Gridlock could define the Washington, D.C., political landscape these days (and the traffic situation as well), but Erika Larkin's students aren't feeling it in their games. She's one of Golf Digest's Best Young Teachers for 2014-15, a top teacher in Virginia in our state rankings and the 2012 PGA Middle Atlantic section Teacher of the Year.
Larkin is also one of two teaching professionals on Golf Digest's Hot List equipment testing panel. In the middle of three full days of beating balls and taking notes at the Wigwam Resort in Litchfield Park, Ariz., Larkin picked three hashtagged reader swings to review for the #HelpMeGolfDigest project.
The first one comes from @robertlutgu via Instagram, set to a groovy music track.
A video posted by Robert Lugtu (@robertlugtu) on Oct 10, 2014 at 10:16pm PDT
"It's the first student swing video I've ever seen with a soundtrack. I can already tell you have good rhythm and tempo!" says Larkin, who is based at Stonewall Golf Club in Gainesville, Va. "It's great to see your knees and hips getting into the groove, but they're bending and swaying and rocking in a way that is letting you waaaay overswing. There's a point where a longer swing produces diminishing returns. I'd like to see you make a backswing that allows for maximum shoulder turn without any breakdown in your posture, arc width or stability. Keep your right foot flat throughout the backswing, without letting it roll onto its outside edge, keep your right knee pointed straight ahead, and your right hip over your right ankle as you turn back. Practice slow backswings standing only on your right leg, which will make it impossible for you to sway or overswing. And when you go back to your normal stance, feel like your right leg stays slightly knock-kneed to exaggerate this new lower body movement."
Reader @mjcvanraf is looking for some specialized advice for more consistent impact and increased power.

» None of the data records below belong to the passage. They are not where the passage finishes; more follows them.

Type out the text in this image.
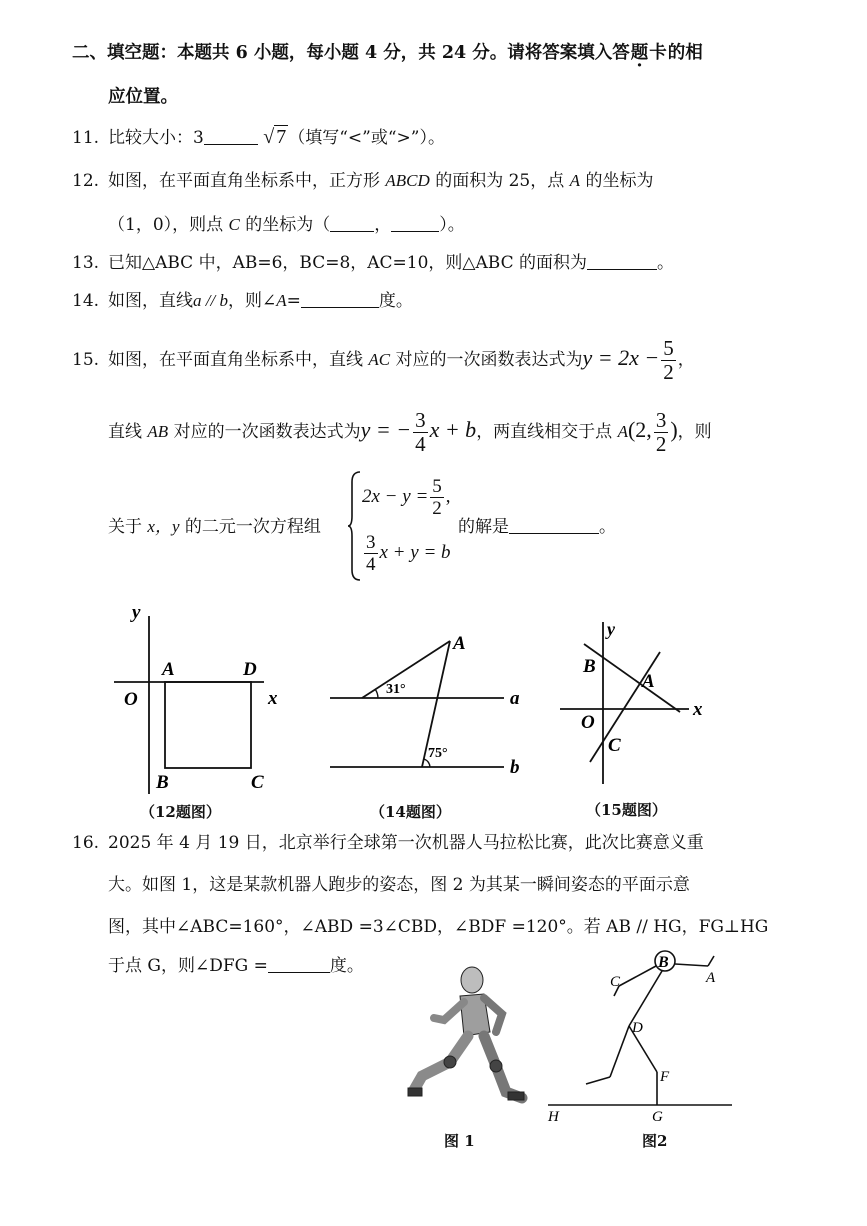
二、填空题：本题共 6 小题，每小题 4 分，共 24 分。请将答案填入答题卡的相
应位置。
11. 比较大小：3	√ 7 （填写“<”或“>”）。
12. 如图，在平面直角坐标系中，正方形 ABCD 的面积为 25，点 A 的坐标为
（1，0），则点 C 的坐标为（	，	）。
13. 已知△ABC 中，AB=6，BC=8，AC=10，则△ABC 的面积为	。
14. 如图，直线a // b，则∠A=	度。
15. 如图，在平面直角坐标系中，直线 AC 对应的一次函数表达式为$y = 2x - \frac{5}{2}$ ，
直线 AB 对应的一次函数表达式为y = − $\frac{3}{4}$ x + b，两直线相交于点 A(2, $\frac{3}{2}$ )，则
关于 x，y 的二元一次方程组
$2x - y = \frac{5}{2}$ ,
$\frac{3}{4}$ x + y = b
的解是	。
y
O
A	D
x
B	C
（12题图）
A
31°
75°
a
b
（14题图）
y
B
A
O
x
C
（15题图）
16. 2025 年 4 月 19 日，北京举行全球第一次机器人马拉松比赛，此次比赛意义重
大。如图 1，这是某款机器人跑步的姿态，图 2 为其某一瞬间姿态的平面示意
图，其中∠ABC=160°，∠ABD =3∠CBD，∠BDF =120°。若 AB // HG，FG⊥HG
于点 G，则∠DFG =	度。
图 1
B
A
C
D
F
H	G
图2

A video posted by Marc Van Rafelghem (@mjcvanraf) on Jul 7, 2014 at 10:23am PDT
"You're doing a great job with angles you have to work with," Larkin says. "I'd like to see your seat more vertical to help get your legs more underneath you. This will let your upper body to be more over the ball, which would give you a steeper swing, more trajectory on your shots and make it easier to get the club down to the ground and ball. If you can adjust your vehicle, great. If not, look into this paragolfer cart, which could help you get into a better hitting position. That aside, try this tip. Since your hip mobility is limited, it's normal to let your arms fold around your body as you swing. Keep letting your elbows bend, but in your follow-through, try letting go of the grip just after impact. Pretend you're David Ortiz of the Boston Red Sox using the Walt Hriniak swing. It'll let you keep your left arm straighter longer, so you can get down to the ball without lunging. I've seen this technique first-hand with several wounded warriors and disabled golfers I've taught, and it really helps."
The last swing comes from @heimgarrett, who needs to make one simple change to improve his ball flight.
A video posted by @heimgarrett on Nov 11, 2014 at 8:18am PDT
"It looks from your video that you have a right-to-left ball flight, which is great, but I bet you also hit it a little too left and too low sometimes," Larkin says. "I noticed an extremely closed clubface (pointing down at the ground) during the takeaway, and a cupped left wrist in your follow-through. This suggests your grip is very strong, and you're hanging on for dear life through impact to keep from hooking it. You don't need to change anything in your swing. Turn both of your hands slightly left on the handle so that you can relax and let them naturally release through impact."